Ahora bien, esa fractura no significa que todo el problema pueda leerse únicamente en clave identitaria. Para Trump, el dato realmente delicado no es tanto la fidelidad republicana, que se mantiene relativamente estable, sino la combinación entre rechazo independiente, falta de convicción entre los indecisos y temor económico transversal. Su base puede acompañarlo, pero no necesariamente alcanza para neutralizar el costo político de una intervención si esta comienza a traducirse en deterioro material perceptible.
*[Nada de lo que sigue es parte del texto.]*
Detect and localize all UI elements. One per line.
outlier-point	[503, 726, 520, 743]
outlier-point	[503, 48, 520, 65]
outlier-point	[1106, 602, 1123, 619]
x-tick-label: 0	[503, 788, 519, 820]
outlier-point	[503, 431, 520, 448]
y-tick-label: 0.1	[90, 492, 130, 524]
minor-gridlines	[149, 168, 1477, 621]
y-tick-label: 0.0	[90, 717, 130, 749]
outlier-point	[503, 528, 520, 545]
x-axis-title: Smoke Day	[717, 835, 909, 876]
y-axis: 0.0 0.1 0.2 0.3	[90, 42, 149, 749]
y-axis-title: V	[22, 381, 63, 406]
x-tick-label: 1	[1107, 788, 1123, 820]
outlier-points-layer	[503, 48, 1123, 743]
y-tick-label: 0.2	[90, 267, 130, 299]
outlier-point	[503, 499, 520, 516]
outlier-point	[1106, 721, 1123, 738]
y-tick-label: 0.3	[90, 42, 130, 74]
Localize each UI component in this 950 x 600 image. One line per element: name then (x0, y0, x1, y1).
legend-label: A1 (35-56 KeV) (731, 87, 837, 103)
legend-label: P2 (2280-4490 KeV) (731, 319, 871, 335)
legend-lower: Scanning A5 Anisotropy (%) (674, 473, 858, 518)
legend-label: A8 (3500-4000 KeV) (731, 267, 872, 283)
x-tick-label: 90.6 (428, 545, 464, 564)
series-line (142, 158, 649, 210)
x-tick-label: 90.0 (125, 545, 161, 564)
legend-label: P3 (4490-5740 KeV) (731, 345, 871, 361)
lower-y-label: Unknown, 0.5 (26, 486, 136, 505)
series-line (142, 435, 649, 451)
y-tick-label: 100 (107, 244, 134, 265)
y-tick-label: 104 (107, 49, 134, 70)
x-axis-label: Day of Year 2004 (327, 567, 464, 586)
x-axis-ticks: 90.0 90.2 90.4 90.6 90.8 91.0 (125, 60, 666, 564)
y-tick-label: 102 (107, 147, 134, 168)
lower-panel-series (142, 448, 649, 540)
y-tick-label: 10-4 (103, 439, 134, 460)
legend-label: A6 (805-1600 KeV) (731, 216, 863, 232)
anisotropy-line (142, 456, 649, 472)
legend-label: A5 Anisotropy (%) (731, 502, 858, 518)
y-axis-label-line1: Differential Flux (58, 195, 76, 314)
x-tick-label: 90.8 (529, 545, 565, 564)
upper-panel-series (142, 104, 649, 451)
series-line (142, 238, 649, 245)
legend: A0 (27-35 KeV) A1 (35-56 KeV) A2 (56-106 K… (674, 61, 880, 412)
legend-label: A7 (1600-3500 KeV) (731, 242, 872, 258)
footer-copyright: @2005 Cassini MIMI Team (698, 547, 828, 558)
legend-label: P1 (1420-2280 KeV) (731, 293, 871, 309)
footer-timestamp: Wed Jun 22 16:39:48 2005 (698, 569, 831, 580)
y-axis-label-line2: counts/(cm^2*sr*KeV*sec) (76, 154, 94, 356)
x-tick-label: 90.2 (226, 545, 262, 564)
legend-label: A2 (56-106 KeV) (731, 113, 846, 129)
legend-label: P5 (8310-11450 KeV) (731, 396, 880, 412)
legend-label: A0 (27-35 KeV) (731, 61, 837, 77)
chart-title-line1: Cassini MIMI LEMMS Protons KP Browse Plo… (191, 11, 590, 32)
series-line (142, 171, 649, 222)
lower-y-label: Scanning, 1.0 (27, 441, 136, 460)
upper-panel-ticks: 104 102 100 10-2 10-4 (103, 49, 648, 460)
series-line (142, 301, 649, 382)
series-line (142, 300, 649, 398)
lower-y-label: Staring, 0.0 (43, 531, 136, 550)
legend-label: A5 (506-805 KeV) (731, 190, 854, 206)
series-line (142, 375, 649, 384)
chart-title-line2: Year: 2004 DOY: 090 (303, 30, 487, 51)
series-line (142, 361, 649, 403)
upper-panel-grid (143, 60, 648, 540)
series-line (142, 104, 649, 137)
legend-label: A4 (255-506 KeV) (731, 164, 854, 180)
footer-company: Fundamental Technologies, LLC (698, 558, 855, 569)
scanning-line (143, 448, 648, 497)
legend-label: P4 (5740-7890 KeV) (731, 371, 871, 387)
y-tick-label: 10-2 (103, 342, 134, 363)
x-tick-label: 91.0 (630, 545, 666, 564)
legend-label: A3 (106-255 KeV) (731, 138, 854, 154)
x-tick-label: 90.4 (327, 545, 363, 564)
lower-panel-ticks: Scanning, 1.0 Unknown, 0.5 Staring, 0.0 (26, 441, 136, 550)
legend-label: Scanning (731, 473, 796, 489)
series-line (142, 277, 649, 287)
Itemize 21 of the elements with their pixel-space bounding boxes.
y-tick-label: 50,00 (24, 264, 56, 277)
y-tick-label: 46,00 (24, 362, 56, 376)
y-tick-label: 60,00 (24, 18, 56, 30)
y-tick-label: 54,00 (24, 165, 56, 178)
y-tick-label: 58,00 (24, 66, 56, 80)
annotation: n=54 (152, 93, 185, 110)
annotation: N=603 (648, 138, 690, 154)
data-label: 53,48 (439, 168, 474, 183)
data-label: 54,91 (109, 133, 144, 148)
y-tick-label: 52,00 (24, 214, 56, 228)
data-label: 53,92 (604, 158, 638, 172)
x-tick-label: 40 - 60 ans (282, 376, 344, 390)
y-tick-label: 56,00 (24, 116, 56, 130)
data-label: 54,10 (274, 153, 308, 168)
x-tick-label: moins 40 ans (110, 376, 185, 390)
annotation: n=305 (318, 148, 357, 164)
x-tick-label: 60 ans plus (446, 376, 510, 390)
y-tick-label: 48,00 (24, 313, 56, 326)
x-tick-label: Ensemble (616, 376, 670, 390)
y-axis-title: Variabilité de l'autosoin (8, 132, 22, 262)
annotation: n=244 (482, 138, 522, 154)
La experiencia comparada muestra que los conflictos externos se vuelven especialmente gravosos para los gobiernos cuando dejan de ser interpretados como episodios geopolíticos abstractos y se transforman en problemas domésticos (medibles en inflación, combustibles o incertidumbre económica).

Es precisamente allí donde las encuestas encienden otra alarma de peso. Quinnipiac detectó que el 74% de los votantes está muy o algo preocupado por una eventual suba del petróleo y la gasolina. Ipsos coincide en esa dirección: el 67% cree que los precios de los combustibles empeorarán durante el próximo año como consecuencia de la intervención militar y el 49% anticipa un impacto mayormente negativo en su situación financiera personal. Este punto no es accesorio.

– (Ipso) ¿Cree que la acción militar de Estados Unidos en Irán tendrá un impacto en su situación financiera personal? Sí, tendrá un impacto mayormente positivo / Sí, tendrá un impacto mayormente negativo / No, no tendrá impacto / No sabe / No responde

En la cultura política estadounidense, el precio de la gasolina funciona como un indicador cotidiano de estabilidad económica y como un termómetro inmediato del humor social.

– (Ipso) Precios de la gasolina en Estados Unidos. Mejorarán / Empeorarán / Se mantendrán igual / No sabe / No responde

De hecho, la dimensión económica del conflicto parece haber sido internalizada por una fracción amplia del electorado desde etapas muy tempranas. Eso resulta políticamente significativo porque desplaza el debate desde el terreno relativamente abstracto de la estrategia internacional hacia la esfera concreta del costo de vida. La pregunta deja de ser únicamente si Irán representa un peligro para Estados Unidos y pasa a ser cuánto costará responder a ese peligro, quién absorberá ese costo y durante cuánto tiempo.

La temporalidad prevista del conflicto constituye otro eje central del malestar. En Quinnipiac, solo una minoría imagina una resolución rápida: el 32% cree que la guerra durará meses, el 13% calcula alrededor de un año y el 26% estima que se extenderá todavía más. Ipsos, por su parte, señala que seis de cada diez estadounidenses esperan una intervención prolongada. CNN acompaña esa percepción al registrar que el 56% considera probable un conflicto militar de largo plazo entre Washington y Teherán.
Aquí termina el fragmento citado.